Between the Netflix shows "13 Ways to Die" and "To the Bone," I say enough is enough. I try to keep my opinions to myself in a public forum because we all have different viewpoints but I feel so strongly about the media's utter disregard for human emotions that I feel an overwhelming need to express my feelings about this.
As a writer, my characters are flawed, like every human being they are imperfect with real emotions, fears, and self-doubt. With that being said, I feel morally obligated when putting pen to paper to have my characters go through the trials and tribulations of life without giving up and with finding happy and healthy resolutions to their internal conflicts.
Shouldn't the media do the same thing, especially when targeting a young and impressionable audience?

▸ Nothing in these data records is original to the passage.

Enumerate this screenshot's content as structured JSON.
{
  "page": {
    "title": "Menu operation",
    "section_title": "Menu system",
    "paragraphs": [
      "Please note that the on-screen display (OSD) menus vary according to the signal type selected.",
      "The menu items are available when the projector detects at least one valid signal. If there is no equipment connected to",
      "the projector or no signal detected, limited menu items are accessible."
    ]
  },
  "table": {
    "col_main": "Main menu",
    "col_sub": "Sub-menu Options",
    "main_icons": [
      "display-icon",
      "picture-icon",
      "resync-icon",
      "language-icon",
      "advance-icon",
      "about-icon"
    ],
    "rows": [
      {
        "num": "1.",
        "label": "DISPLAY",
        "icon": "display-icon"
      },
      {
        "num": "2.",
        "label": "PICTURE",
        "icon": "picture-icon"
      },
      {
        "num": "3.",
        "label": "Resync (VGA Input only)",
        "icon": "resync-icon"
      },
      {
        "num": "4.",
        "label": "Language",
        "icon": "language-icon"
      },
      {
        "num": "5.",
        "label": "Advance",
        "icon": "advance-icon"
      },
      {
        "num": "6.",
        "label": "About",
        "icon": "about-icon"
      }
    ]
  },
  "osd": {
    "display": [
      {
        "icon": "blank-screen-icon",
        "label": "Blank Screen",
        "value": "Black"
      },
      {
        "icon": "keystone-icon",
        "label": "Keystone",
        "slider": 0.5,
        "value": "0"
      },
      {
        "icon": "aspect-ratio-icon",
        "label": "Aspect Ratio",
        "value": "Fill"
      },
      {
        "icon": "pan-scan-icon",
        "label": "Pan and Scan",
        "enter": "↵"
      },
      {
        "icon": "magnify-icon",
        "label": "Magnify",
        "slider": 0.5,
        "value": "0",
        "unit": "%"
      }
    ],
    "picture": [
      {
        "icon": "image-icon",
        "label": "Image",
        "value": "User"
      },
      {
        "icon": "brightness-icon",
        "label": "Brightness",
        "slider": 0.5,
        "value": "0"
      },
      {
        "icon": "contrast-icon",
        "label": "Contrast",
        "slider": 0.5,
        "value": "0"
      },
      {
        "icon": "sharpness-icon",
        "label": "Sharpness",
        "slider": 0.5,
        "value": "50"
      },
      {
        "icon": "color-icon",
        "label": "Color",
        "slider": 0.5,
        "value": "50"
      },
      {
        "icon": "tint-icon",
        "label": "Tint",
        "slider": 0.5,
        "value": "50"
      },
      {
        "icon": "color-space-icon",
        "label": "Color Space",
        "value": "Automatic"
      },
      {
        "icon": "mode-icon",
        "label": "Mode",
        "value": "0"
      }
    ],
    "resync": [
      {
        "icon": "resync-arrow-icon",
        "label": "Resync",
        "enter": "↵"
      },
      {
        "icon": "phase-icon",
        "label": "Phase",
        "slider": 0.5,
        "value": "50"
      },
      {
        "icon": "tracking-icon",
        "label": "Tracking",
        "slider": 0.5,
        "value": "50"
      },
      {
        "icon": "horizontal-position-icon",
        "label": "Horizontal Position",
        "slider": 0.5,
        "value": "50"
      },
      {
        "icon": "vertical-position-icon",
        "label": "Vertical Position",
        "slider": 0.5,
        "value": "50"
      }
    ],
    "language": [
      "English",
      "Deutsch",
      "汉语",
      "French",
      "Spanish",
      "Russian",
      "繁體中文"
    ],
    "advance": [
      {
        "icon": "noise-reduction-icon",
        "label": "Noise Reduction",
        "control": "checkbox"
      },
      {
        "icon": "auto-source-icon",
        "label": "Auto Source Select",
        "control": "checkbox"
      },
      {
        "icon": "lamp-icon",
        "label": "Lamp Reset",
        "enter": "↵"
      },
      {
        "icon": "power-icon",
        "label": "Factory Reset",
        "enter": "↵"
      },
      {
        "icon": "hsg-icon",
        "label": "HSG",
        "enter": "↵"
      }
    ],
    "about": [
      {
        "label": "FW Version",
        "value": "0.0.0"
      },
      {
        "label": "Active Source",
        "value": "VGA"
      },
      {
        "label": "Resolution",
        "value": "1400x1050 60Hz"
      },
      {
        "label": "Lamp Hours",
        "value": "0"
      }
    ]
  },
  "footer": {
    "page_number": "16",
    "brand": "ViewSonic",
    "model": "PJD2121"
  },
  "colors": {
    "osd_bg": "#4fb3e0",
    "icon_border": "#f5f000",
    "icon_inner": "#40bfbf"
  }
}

I didn't allow my teenage daughter to watch either of those two shows because I see no point in her viewing them. Why, so they can create negative food for thought?
I chose to watch "To the Bone," since one of my heroines does in fact suffer from an eating disorder. I took special care to portray her in a positive light, someone others who might be struggling could look up to, one who is making every effort to make healthy decisions and move forward but not without facing challenges, because that wouldn't be realistic. I also made sure to provide information at the end of the book on how those suffering, like my heroine did, could get help if they need it. Eating disorders are not a joke. They have the highest mortality rates of all mental disorders. I do my research. Does Hollywood?
The fact Hollywood hired an actress who herself is in recovery and allowed her to drop down to an unhealthy weight is devastating to me. It would be the same thing as an alcoholic who has been sober portraying an alcoholic in a film but instead of drinking colored water, the director gives the person real alcohol to consume during filming, then when finished says, "Cut," and off goes the actor. Good luck to that actor and past sobriety. Anyone who suffers from addiction knows abstinence is key.
So then why is it different in the case of "To the Bone?" And if the show's intent was to create awareness, why didn't the producers include information to help those in need? Sure, they put a warning at the beginning of the movie, stating that behaviors depicted in the film may be triggering to some viewers but what about a resource for those in need?
I sigh heavily as I write this. In awe.
I'd say both "13 Ways to Die" and "To The Bone" only provide viewers with ideas on how to engage in self-destructive behaviors. The only benefit to "To The Bone" that I see is that is can possibly create a conversation for those willing to admit or discuss they might have a problem with an eating disorder and possible awareness in the community as to the severity of the disorder - even though the film didn't discuss it in great detail.
I say, sure, let's create awareness about topics that are important but can we do so in a less damaging way, especially to teens who are learning about and questioning themselves and their self-worth to begin with.
Let's put out the message that we are enough, all of us, young and old, big and small, tall and short, and that everyone is flawed, and that it's perfectly okay to need and ask for help. There's no shame in being imperfect. We all are.